‘What are our customers’ needs – and how can we add value to the customers?’ Implementing this leading motto in a digital landscape, that is constantly moving its boundaries, can be a challenge: What opportunities and pitfalls does AI bring, will blockchain replace intermediaries like Google and where do we stand if quantum computing chops off the legs of blockchain? Spoon Gothenburg’s Mariana Lucic investigates.
It is easy to be confused by all the different scenarios and opportunities that follow in the path of digitalisation – therefore it is important to always land in and to start from the customer’s needs and create value.
One way to do this is to constantly work with the digital customer journey and implement new technology where it adds value. The digital customer journey is an iterative roadmap on how customers are interacting with companies and their offers.

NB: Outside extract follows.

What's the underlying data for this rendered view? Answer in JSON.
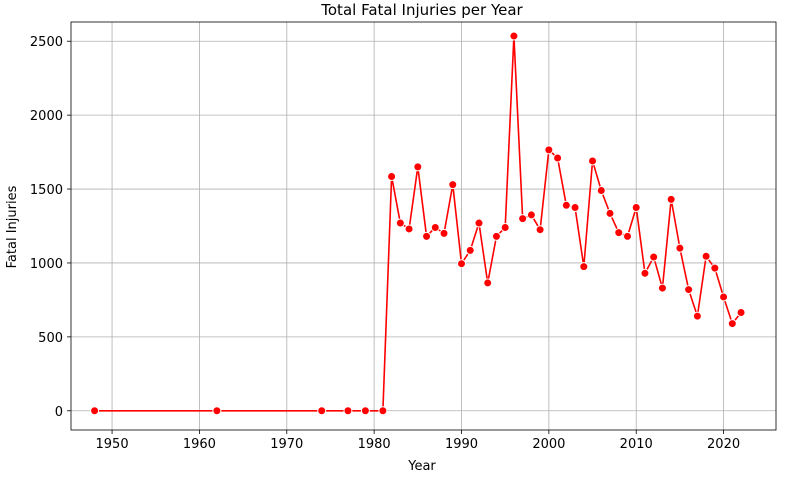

The customer’s journey is not only circular and halting – it can take place at several touchpoints simultaneously, physical as well as digital. And just to make it even more challenging; customers can skip stages in your (funnel) model. This emphasises the importance of mapping: to add value, you have to know where your customers are and what they want.
Many marketers – and content creators in particular – have for some years been working with marketing automation as a leads generating tool. This has proven to be an effective way to create value for the customers through own channels. It is also a development towards fully personalised communication and very dependent on relevant content.
Many stakeholders must interact to create content that generate leads. In simplified sports terms, we can find search and social media in the backline, marketing automation, the faithful grafter, on the midfield, and the spotlight-seeking content in the attack. To win the match, everyone must interact. And not least – along the sideline we find a stressed digital strategy, which must be replaced at very regular intervals.
However, marketing automation is more than a lead generation apparatus. In the digital customer journey, it is particularly effective in offering customers solutions that add value – but for a company, marketing automation is also an effective way to find the right customers. And this is where things can go wrong. Really wrong.
Using automatic targeting, for instance, requires caution about data, algorithms and the bias that may be built into AI. There are many scary examples of how wrong it can go. Reuter reports on how Amazon’s automated recruitment tool didn’t like women. The system (algorithms) had learned that male candidates were to be preferred, among other things the system downgraded women who had attended female colleges.
3 tips for working with content in digital customer journeys:
Although technology trends are shiny, there are some old principles that remain and that one should keep in mind when working with content and customer journeys in digital channels:
- Tear the silos. Digital platforms require a digital strategy where, among other things, organisation (culture), content production, distribution and analysis are adapted to each other and cooperate. A chain is not stronger than its weakest link. This is also true for digital marketing – silo thinking is simply a threat to an efficient customer journey and company profits.
- Analyse more. Digital platforms generate lots of (big) data. Investing in a structure where data is analysed and where knowledge is implemented is an important basis for keeping up with – or staying ahead of – customers.
- Dare to stumble. The old motto ‘Test!’ still applies. Stay up to date on what’s being released in the digital channels and test the findings. It may be enough to invest just a small sum, but where the outcome becomes a large dose of knowledge. The result(s) may be disappointing, but at least you learned something.
Today’s truth can easily be tomorrow’s lie.